Introduction
Path traversal (also known as directory traversal) is a vulnerability that allows an attacker to read arbitrary files on a server. In some cases, it can also be leveraged to write to arbitrary files, potentially leading to remote code execution.
The attack works by manipulating file path inputs to escape the intended directory and access sensitive system files.
How Paths Work
Before diving into the attack, it is important to understand the two types of file paths:
- Absolute path: The full path from the root directory. On Linux, this starts from
/(e.g.,/var/www/app1). - Relative path: A path relative to the current working directory.
The sequence ../ (dot-dot-slash) is used to navigate up one directory level. For example:
/var/www/app1/../ → /var/www/
/var/www/app1/../../ → /var/Each ../ moves up one level from the current directory.
Basic Exploitation
Consider an application running in /var/www/ with an API endpoint like:
loadprofilepic?profilepic=profile-pic1.pngThe application likely constructs a file path by appending the user input to a base directory:
/var/www/images/profile-pic1.pngIf the application does not properly validate the input, an attacker can submit:
../../../../etc/passwdThe resulting path becomes:
/var/www/images/../../../../etc/passwdAfter path resolution, this points to /etc/passwd, allowing the attacker to read the server’s user database.
Bypassing Defense Mechanisms
Applications often implement defenses against path traversal. However, these defenses are frequently incomplete and can be bypassed.

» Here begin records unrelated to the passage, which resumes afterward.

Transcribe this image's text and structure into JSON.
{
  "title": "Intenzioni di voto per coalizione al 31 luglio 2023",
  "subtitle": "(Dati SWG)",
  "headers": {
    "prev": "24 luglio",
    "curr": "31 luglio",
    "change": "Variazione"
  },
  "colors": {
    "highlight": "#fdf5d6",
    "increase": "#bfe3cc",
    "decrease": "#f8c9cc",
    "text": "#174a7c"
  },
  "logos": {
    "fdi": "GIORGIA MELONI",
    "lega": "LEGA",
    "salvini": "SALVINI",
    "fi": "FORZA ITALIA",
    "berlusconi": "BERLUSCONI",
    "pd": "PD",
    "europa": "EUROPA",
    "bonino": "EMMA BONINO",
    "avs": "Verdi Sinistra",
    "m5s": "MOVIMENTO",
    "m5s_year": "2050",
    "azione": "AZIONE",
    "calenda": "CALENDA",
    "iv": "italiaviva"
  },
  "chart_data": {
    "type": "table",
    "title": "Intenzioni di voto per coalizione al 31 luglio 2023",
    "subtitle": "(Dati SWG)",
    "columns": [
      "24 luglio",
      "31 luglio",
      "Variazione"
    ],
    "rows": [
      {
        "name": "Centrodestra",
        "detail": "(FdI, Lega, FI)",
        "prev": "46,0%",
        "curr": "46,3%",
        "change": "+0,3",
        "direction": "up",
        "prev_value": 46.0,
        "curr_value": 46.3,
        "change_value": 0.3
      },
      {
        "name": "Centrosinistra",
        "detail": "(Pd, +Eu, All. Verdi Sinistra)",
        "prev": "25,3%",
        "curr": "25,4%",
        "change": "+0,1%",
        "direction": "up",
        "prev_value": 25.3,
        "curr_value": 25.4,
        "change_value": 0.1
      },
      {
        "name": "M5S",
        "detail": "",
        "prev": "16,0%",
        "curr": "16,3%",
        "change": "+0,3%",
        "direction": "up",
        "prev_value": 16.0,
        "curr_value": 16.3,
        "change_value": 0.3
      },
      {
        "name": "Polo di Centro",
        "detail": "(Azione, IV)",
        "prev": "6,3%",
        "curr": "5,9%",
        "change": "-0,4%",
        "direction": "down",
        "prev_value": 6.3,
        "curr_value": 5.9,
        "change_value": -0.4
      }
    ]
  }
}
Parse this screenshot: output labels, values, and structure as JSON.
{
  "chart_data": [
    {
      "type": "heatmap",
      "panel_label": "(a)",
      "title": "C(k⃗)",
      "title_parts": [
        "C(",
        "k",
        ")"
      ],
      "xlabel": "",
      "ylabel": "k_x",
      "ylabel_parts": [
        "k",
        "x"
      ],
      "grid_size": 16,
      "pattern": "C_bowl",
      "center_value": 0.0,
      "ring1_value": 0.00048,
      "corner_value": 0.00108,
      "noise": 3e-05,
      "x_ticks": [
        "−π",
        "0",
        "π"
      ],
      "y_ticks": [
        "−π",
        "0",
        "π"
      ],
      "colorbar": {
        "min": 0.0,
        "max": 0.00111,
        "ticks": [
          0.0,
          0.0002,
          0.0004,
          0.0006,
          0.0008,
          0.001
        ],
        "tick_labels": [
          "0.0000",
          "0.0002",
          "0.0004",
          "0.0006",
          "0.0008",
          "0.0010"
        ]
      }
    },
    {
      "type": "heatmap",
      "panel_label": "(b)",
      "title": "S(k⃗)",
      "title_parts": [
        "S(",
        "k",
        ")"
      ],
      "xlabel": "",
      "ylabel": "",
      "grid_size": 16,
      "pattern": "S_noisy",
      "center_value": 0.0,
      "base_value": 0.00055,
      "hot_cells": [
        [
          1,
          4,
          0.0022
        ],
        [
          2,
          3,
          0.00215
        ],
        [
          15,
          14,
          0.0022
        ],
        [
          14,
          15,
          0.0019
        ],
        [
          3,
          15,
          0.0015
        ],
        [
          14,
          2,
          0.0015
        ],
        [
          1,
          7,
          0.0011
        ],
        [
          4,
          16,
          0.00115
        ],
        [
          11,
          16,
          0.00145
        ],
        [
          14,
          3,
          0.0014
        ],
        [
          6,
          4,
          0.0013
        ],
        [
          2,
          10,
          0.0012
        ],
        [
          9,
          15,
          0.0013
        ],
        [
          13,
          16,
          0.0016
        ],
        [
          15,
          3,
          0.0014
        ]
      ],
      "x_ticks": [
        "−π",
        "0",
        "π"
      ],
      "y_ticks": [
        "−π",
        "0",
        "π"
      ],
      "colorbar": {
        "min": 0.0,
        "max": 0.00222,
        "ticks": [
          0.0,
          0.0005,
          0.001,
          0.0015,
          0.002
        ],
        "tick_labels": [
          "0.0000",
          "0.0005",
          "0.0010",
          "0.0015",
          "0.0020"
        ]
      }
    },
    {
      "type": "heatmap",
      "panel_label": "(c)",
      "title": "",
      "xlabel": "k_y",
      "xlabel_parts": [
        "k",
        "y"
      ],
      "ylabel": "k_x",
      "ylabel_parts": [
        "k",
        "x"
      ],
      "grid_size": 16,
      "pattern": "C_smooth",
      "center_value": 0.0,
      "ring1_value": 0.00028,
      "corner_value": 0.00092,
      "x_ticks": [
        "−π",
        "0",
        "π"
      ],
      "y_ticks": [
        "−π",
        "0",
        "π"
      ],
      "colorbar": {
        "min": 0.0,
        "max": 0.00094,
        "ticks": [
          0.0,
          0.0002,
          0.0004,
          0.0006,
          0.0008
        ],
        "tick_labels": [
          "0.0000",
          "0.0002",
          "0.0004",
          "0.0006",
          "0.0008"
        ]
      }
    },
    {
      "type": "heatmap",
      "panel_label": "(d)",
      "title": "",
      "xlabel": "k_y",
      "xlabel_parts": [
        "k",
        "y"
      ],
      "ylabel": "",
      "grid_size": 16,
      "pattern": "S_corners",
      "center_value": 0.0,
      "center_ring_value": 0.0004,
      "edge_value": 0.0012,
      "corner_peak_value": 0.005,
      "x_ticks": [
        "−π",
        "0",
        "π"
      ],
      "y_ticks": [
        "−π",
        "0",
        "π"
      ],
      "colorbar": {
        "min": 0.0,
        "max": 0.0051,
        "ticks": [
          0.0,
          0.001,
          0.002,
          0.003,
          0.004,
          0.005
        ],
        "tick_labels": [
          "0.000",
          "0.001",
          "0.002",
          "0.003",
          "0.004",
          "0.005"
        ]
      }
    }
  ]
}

Recursive Stripping Bypass
Some applications attempt to remove ../ from user input. If the stripping is not applied recursively, an attacker can use nested sequences:
....//When the application removes the inner ../, the remaining characters form another ../:
....// → ../URL Encoding Bypass
A system might strip literal ../ sequences but fail to decode URL-encoded variants:
%2e%2e%2f → ../
%2e%2e/ → ../
..%2f → ../
%252e%252e%252f → ../ (double-encoded)Always test multiple encoding levels, as some frameworks decode input multiple times.
Prefix Validation Bypass
An application might validate that the path starts with an allowed directory, such as public/:
public/images/profile.pngHowever, if the validation is not followed by proper path resolution, an attacker can append a traversal sequence after the allowed prefix:
public/../../../../etc/passwdThe string starts with public/, passing the check, but resolves to /etc/passwd when read by the filesystem.
Null Byte Injection
Some applications require a specific file extension, such as .png. On vulnerable systems (particularly older PHP versions), a null byte (%00) can be used to terminate the string early:
/etc/passwd%00.pngThe application sees the .png extension and accepts the input, but the underlying C-style string function stops at the null byte, resulting in /etc/passwd being read.
Note: Null byte injection is largely mitigated in modern programming languages and frameworks, but it remains relevant when testing legacy systems.
Remediation
The most effective way to prevent path traversal is to avoid using user-supplied input in filesystem APIs altogether. If this is not possible, implement the following layered defenses:
- Validate input against a whitelist of permitted filenames or patterns. If a whitelist is not feasible, restrict input to alphanumeric characters only.
- Canonicalize the path using platform-specific filesystem APIs (e.g.,
realpath()in Linux,GetFullPathName()in Windows). - Verify the resolved path starts with the expected base directory. After canonicalization, ensure the file is still within the intended directory tree.
- Avoid blacklists. Stripping dangerous sequences is error-prone and frequently bypassed. Whitelisting and proper path resolution are far more reliable.